L'histoire :
En 1968, une enfant de 11 ans, Mary Bell, est condamné à perpétuité pour le meurtre de deux garçons de 3 et 4 ans. Ce qui choque la journaliste Gitta Sereny dans ce procès expéditif, c'est l'absence de recherche concernant les raisons qui ont poussé une enfant à perpétrer ses actes monstrueux. Car si Mary est bel et bien coupable, personne ne cherche le « pourquoi » dans ces événements qui ont choqué toute la Grande-Bretagne. Et pourtant, il y a des choses à dire sur la vie de cette jeune fille, enfant d'une prostituée souvent absente et qui cherche constamment à se débarrasser d'elle. Que ce soit en tentant de l'offrir au premier couple venue ou en essayant de l'éliminer, Betty n'a de cesse de rejeter cet enfant qu'elle refusait déjà dès sa mise au monde... Dans un livre polémique, la journaliste décide donc de relater l'environnement et les conditions qui ont poussé Mary à passer à l'acte en recoupant témoignages de voisins et de policiers. Et 27 ans après ces actes odieux, Mary accepte d'être interrogé par Gitta dans le cadre d'un nouveau livre racontant son vécu, de sa jeune enfance jusqu'à son incarcération, en passant par ses crimes. Terrifiée toute sa vie par sa mère, Mary semble se libérer suite à la mort récente de cette dernière...

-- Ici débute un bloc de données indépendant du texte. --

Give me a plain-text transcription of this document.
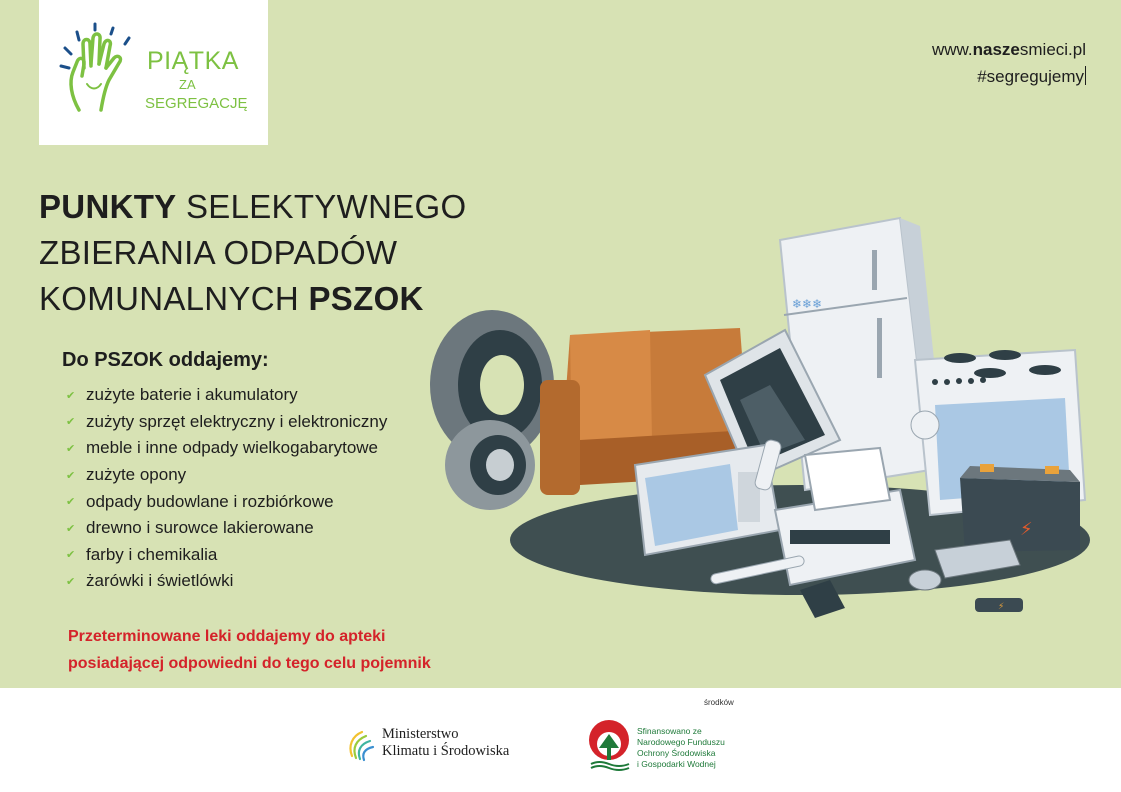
PIĄTKA
ZA
SEGREGACJĘ
www.naszesmieci.pl
#segregujemy
PUNKTY SELEKTYWNEGO
ZBIERANIA ODPADÓW
KOMUNALNYCH PSZOK
Do PSZOK oddajemy:
✔ zużyte baterie i akumulatory
✔ zużyty sprzęt elektryczny i elektroniczny
✔ meble i inne odpady wielkogabarytowe
✔ zużyte opony
✔ odpady budowlane i rozbiórkowe
✔ drewno i surowce lakierowane
✔ farby i chemikalia
✔ żarówki i świetlówki
Przeterminowane leki oddajemy do apteki
posiadającej odpowiedni do tego celu pojemnik
❄❄❄
⚡
⚡
środków
Ministerstwo
Klimatu i Środowiska
Sfinansowano ze
Narodowego Funduszu
Ochrony Środowiska
i Gospodarki Wodnej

Ce qu'on en pense sur la planète BD :
En pleine recherche pour sa série à l'humour noir sur les psychopathes célèbres publié dans le magazine Fluide glacial, Théa Rojzman (Grand silence, Billie Bang Bang...) s'étonne de ne pas trouver de cas concernant des femmes. En approfondissant, la scénariste ne trouve pas une femme mais une fillette seulement âgé de 11 ans ayant assassiné deux garçons plus jeunes qu'elle. En découvrant l'histoire sombre de cette fillette et la journaliste qui s'y est intéressée de près, Théa ressent l'envie d'adapter ce fait réel dans une bande dessinée. Bien sûr, le récit est sérieux et sans humour, quel qu'il soit. Mêlant flashbacks, événements présents et onirisme, la scénariste propose un passionnant album de plus de 110 pages. Sombre et dur, avec un climax aux pages 101 et 102, lors duquel on retrouve les événements crus écrits en blanc sur fond noir, l'histoire n'est pas à mettre entre toutes les mains. Cela reste cependant très intéressant et parfaitement bien écrit, via un récit qui oscille entre psychanalyse et « narration sous psychotropes », sans jamais basculer dans le pathos ou le mauvais goût. L'italienne Vanessa Belardo met en images ce roman graphique. Pour sa première BD « française », l'illustratrice propose un dessin très immersif, dans lequel les couleurs retranscrivent parfaitement les ambiances. Les protagonistes montrent une vraie présence scénique. Le découpage et la mise en page sont parfaitement réalisés et ne perdent jamais le lecteur, malgré les changements d'époque et/ou de narration. On conseillera tout de même aux âmes sensibles de passer leur chemin. Il passeront alors à côté d'un album magistralement exécuté, à recommander à tous les autres.